SlopBlock
Diff-grounded PR gatekeeping

Make authors prove they understand their pull request.

SlopBlock is a GitHub App that blocks merges behind a short quiz built from the diff. It skips obvious changes, asks focused questions for risky ones, and keeps the status check tied to actual code comprehension instead of vibes.

GitHub App
PR author only
Required status check
Status check Awaiting author quiz

Instead of approving a merge because the author opened the PR, SlopBlock asks them to explain the changed code in context.

01 Reads the diff
02 Generates targeted questions
03 Passes only on fully correct answers
How it works

One short flow from PR open to merge

01

SlopBlock watches a pull request when it opens, updates, or becomes ready for review.

02

It decides whether the diff is trivial enough to skip or worth turning into a quiz.

03

The PR author answers multiple-choice questions tied directly to the changed code.

04

Passing the quiz updates the required status check so the PR can merge.

Public Example Quiz

A real sample, grounded in a visible diff

This is the kind of quiz SlopBlock would generate for an actual pull request. The changed lines are shown first, then the questions test whether the author understands what the diff really did.

sampnorris/slopblock-quiz

PR #184: Make quiz submission reject missing answers

This example is based on a realistic server change: the answer endpoint now validates the submitted answer map and returns a 400 when a question is missing instead of silently accepting incomplete submissions.

3 questions
Changed lines
diff --git a/src/routes/api/session/[token]/answer/+server.ts b/src/routes/api/session/[token]/answer/+server.ts
@@
 if (action === "pass") {
   const answers = body?.answers;
   if (!answers || typeof answers !== "object" || Array.isArray(answers)) {
     return json({ ok: false, message: "Answers are required." }, { status: 400 });
   }

   try {
     const result = await markQuizPassed({ octokit, session, answers });
     return json(result);
   } catch (error) {
     return json({ ok: false, message: error instanceof Error ? error.message : "Failed to grade quiz." }, { status: 400 });
   }
 }
Question 1 Multiple choice

What new request shape is required before the endpoint will grade the quiz?

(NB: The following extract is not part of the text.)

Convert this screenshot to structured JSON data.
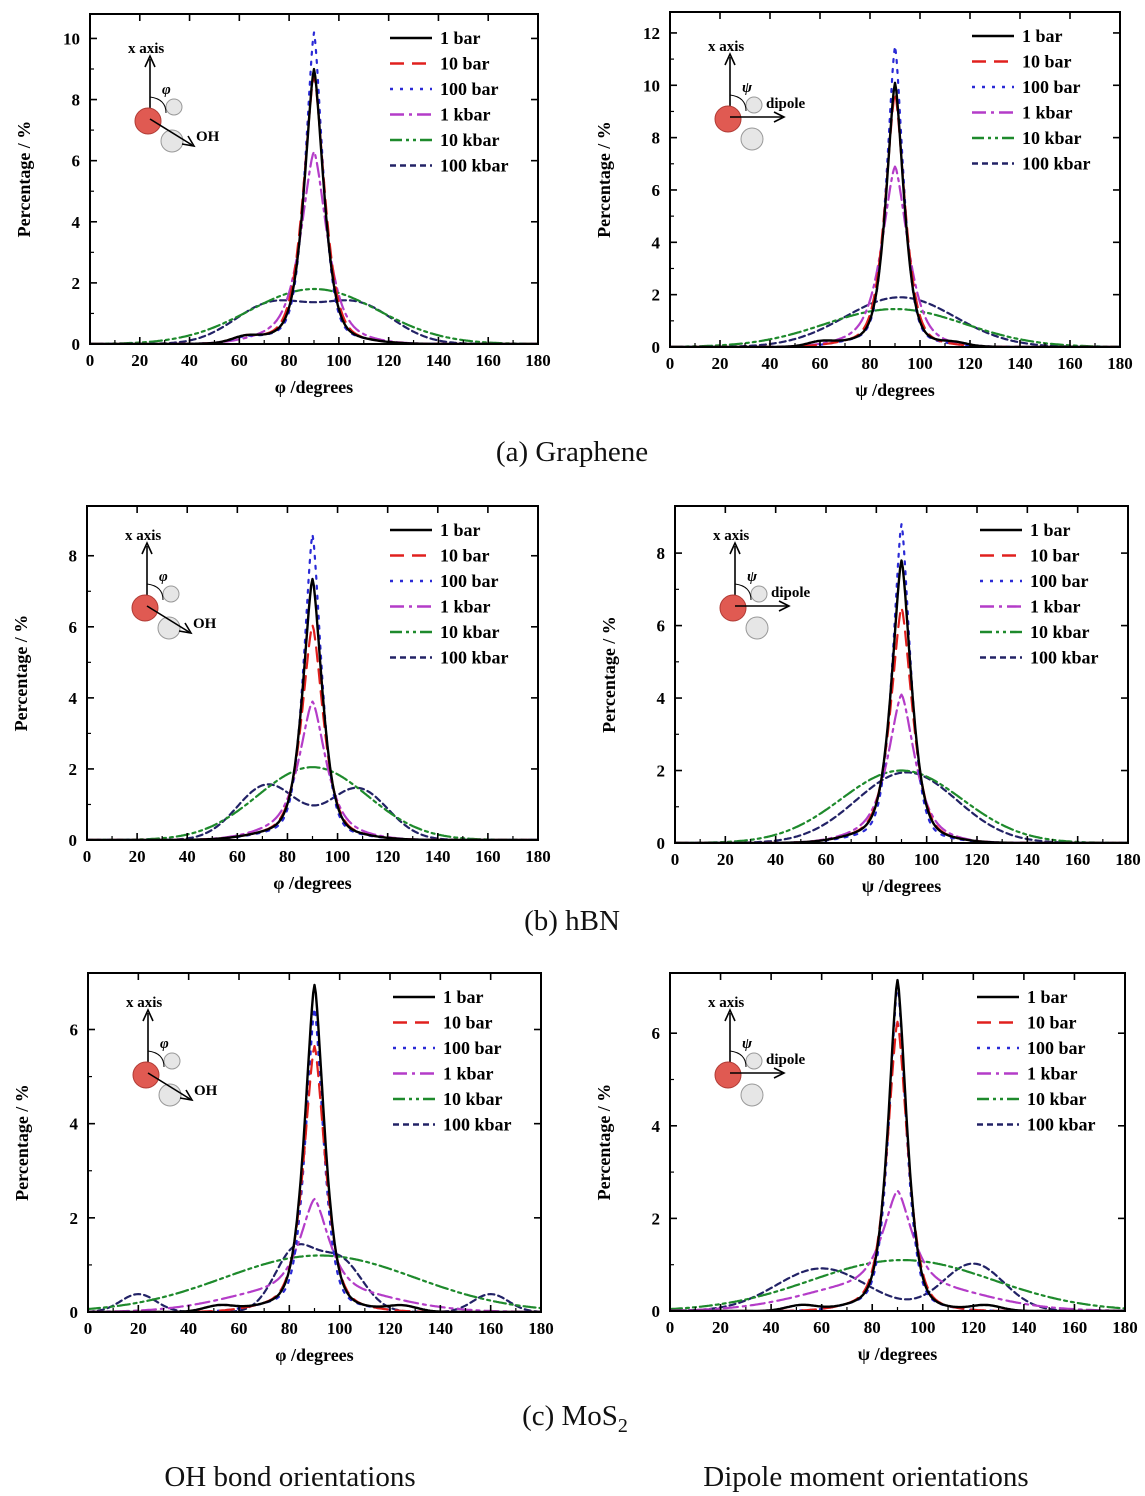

A An `answers` object keyed by question ID must be present in the request body.
B A `score` number must already be calculated on the client.
C A `passed: true` flag must be sent with the answers.
Correct answer: the route now rejects requests that do not include an `answers` object for grading.
Question 2 Multiple choice

Why does the handler wrap `markQuizPassed(...)` in a `try/catch`?

A So grading errors can be turned into a `400` JSON response instead of crashing the request.
B So the server can retry grading up to three times.
C So the handler can swallow failures and still return `ok: true`.
Correct answer: validation and grading failures are returned as explicit client-visible errors with status `400`.
Question 3 Multiple choice

What behavior changed for incomplete quiz submissions after this diff?

A They now fail fast with an error message instead of slipping through to grading.
B They automatically generate default answers for the missing questions.
C They are accepted, but the score is capped at 50 percent.
Correct answer: the new guard stops incomplete payloads before grading and reports the problem clearly.
Why teams use it

Catch cargo-culted changes before they merge

SlopBlock gives maintainers a lightweight gate when they want authors to demonstrate real understanding of risky diffs, generated code, or LLM-assisted changes.